Die Rote Armee, die den Flughafen Ende April 1945 eroberte, tat ein übriges, um Sagebiels Vision zu erledigen. In der sogenannten Ehrenhalle über dem Eingangsbereich des Hauptgebäudes, deren düstere Wände einen Eindruck von den ähnlich gestalteten Fluchten der Reichskanzlei geben, kann man die Zerstörungsspuren der geballten Ladungen betrachten, mit denen die Besatzer die Travertinböden zum Abtransport zerstückelten. Ein Betonbunker, in dem das Dritte Reich offenbar kriegswichtiges Filmmaterial hortete, wurde mit Granaten aufgesprengt; die Aschekrümel, zu denen das Zelluloid mit der gesamten Inneneinrichtung verbrannte, sind heute noch zu besichtigen.
Billy Wilder drehte hier
Weniger Mühe gaben sich Stalins Truppen mit der Beseitigung der Strom-, Wasser- und Wärmeversorgung der Gebäude, so daß die amerikanischen Streitkräfte den Flughafen bald wieder in Betrieb nehmen konnten. 1948 und 1949 landeten hier die Rosinenbomber, die die hungernde und frierende Stadt aus der Luft versorgten, 1961 drehte Billy Wilder in Tempelhof ein paar zentrale Szenen seines Klassikers Eins, zwei, drei!. In den fünfziger und sechziger Jahren, als der zivile Flugverkehr rasch zunahm, bekam auch die Abflughalle ihre heutige Gestalt mit der abgesenkten Decke, den Blendwänden, Trübglasscheiben und Ladenboxen. 1971 wurden fünfeinhalb Millionen Fluggäste in Tempelhof abgefertigt, 1975, als der neue Airport Tegel eröffnet wurde, ging Sagebiels Koloß wieder in den alleinigen Besitz der Amerikaner über.
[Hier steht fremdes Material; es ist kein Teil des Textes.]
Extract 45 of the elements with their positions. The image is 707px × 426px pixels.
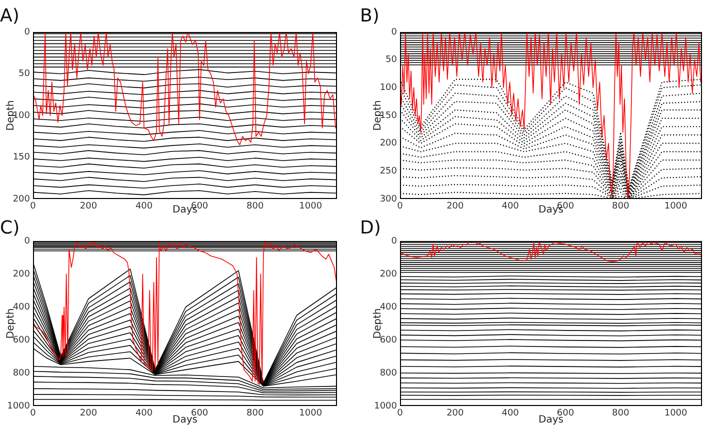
x-tick-label: 400 — [502, 408, 520, 419]
y-tick-label: 150 — [380, 110, 398, 121]
y-tick-label: 200 — [12, 269, 30, 280]
y-tick-label: 250 — [380, 166, 398, 177]
x-tick-label: 1000 — [299, 408, 322, 419]
y-tick-label: 0 — [391, 236, 398, 246]
y-tick-label: 300 — [380, 194, 398, 204]
y-tick-label: 50 — [18, 69, 30, 80]
chart-title: B) — [360, 5, 380, 26]
y-tick-label: 50 — [386, 55, 398, 66]
y-tick-label: 0 — [24, 236, 30, 246]
y-tick-label: 400 — [12, 302, 30, 312]
x-tick-label: 800 — [612, 202, 630, 212]
x-tick-label: 1000 — [299, 202, 322, 212]
x-axis-title: Days — [172, 414, 198, 426]
y-tick-label: 1000 — [374, 401, 398, 412]
x-tick-label: 800 — [246, 202, 264, 212]
y-tick-label: 0 — [24, 27, 30, 38]
x-tick-label: 400 — [502, 202, 520, 212]
chart-title: C) — [0, 217, 20, 238]
x-tick-label: 800 — [246, 408, 264, 419]
y-tick-label: 200 — [380, 138, 398, 149]
x-tick-label: 400 — [135, 202, 153, 212]
x-tick-label: 200 — [80, 202, 98, 212]
y-tick-label: 800 — [380, 368, 398, 378]
y-tick-label: 100 — [380, 83, 398, 94]
y-tick-label: 800 — [12, 368, 30, 378]
y-tick-label: 0 — [391, 27, 398, 38]
x-tick-label: 200 — [80, 408, 98, 419]
x-tick-label: 200 — [446, 408, 464, 419]
x-axis-title: Days — [538, 414, 564, 426]
x-tick-label: 1000 — [664, 408, 688, 419]
y-tick-label: 100 — [12, 110, 30, 121]
y-tick-label: 1000 — [7, 401, 30, 412]
x-tick-label: 800 — [612, 408, 630, 419]
x-tick-label: 1000 — [664, 202, 688, 212]
y-tick-label: 150 — [12, 152, 30, 163]
y-tick-label: 400 — [380, 302, 398, 312]
x-tick-label: 200 — [446, 202, 464, 212]
y-tick-label: 600 — [12, 335, 30, 346]
chart-title: D) — [360, 217, 381, 238]
chart-title: A) — [0, 5, 20, 26]
y-tick-label: 600 — [380, 335, 398, 346]
x-tick-label: 400 — [135, 408, 153, 419]
y-tick-label: 200 — [380, 269, 398, 280]
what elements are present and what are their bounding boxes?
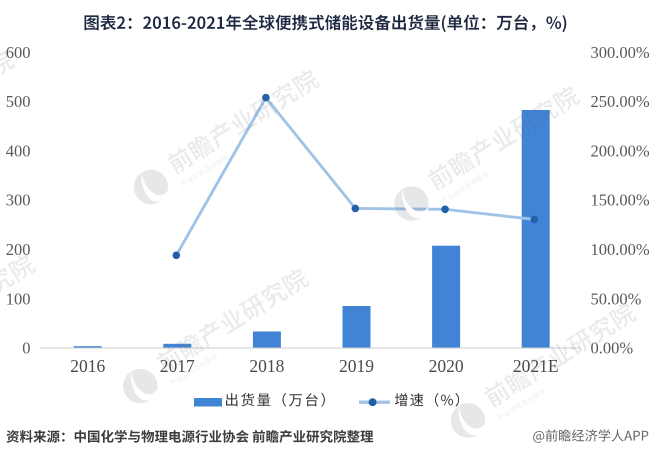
svg-text:2020: 2020 xyxy=(429,356,464,376)
svg-text:2017: 2017 xyxy=(160,356,195,376)
svg-text:500: 500 xyxy=(6,92,31,111)
svg-text:150.00%: 150.00% xyxy=(591,191,650,210)
svg-text:300: 300 xyxy=(6,191,31,210)
svg-text:100: 100 xyxy=(6,289,31,308)
svg-text:0: 0 xyxy=(22,339,30,358)
svg-text:200: 200 xyxy=(6,240,31,259)
svg-text:50.00%: 50.00% xyxy=(591,289,642,308)
svg-text:400: 400 xyxy=(6,142,31,161)
svg-text:100.00%: 100.00% xyxy=(591,240,650,259)
svg-text:300.00%: 300.00% xyxy=(591,43,650,62)
svg-text:250.00%: 250.00% xyxy=(591,92,650,111)
svg-text:2019: 2019 xyxy=(339,356,374,376)
svg-text:2021E: 2021E xyxy=(513,356,559,376)
svg-text:2016: 2016 xyxy=(70,356,105,376)
svg-text:0.00%: 0.00% xyxy=(591,339,634,358)
svg-text:200.00%: 200.00% xyxy=(591,142,650,161)
svg-text:2018: 2018 xyxy=(249,356,284,376)
svg-text:600: 600 xyxy=(6,43,31,62)
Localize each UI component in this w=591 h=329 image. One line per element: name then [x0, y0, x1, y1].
Das Basketball-Spielfeld, das sie im einstigen Festsaal über dem Flughafenrestaurant einrichteten, steht heute unter Denkmalschutz.
Wenn man durch die Seitenflügel des Gebäudekomplexes geht, in denen die Firma Dekra Tagungen über Betriebssicherheit veranstaltet, ein Varieté abendliche Zerstreuung verspricht und ein Catering-Service seine Dienste anbietet, wird man das Gefühl nicht los, durch einen Themenpark des zwanzigsten Jahrhunderts zu spazieren. Alles ist da, um ein deutsches Pompeji der Moderne auszustaffieren, die Industrialisierung, die Massenarchitektur, der Krieg, die Zweiteilung der Welt, die Wiedervereinigung und der Verfall der Stadt. Es fehlt nur eine Idee, die dies alles sichtbar macht und strukturiert. Als Mutter aller Flughäfen hat der britische Stararchitekt Norman Foster Sagebiels Bau einmal bezeichnet. Jetzt ist es Zeit, der Ahnfrau des Fliegens endlich zu gönnen, was sie schon lange braucht: Ruhe.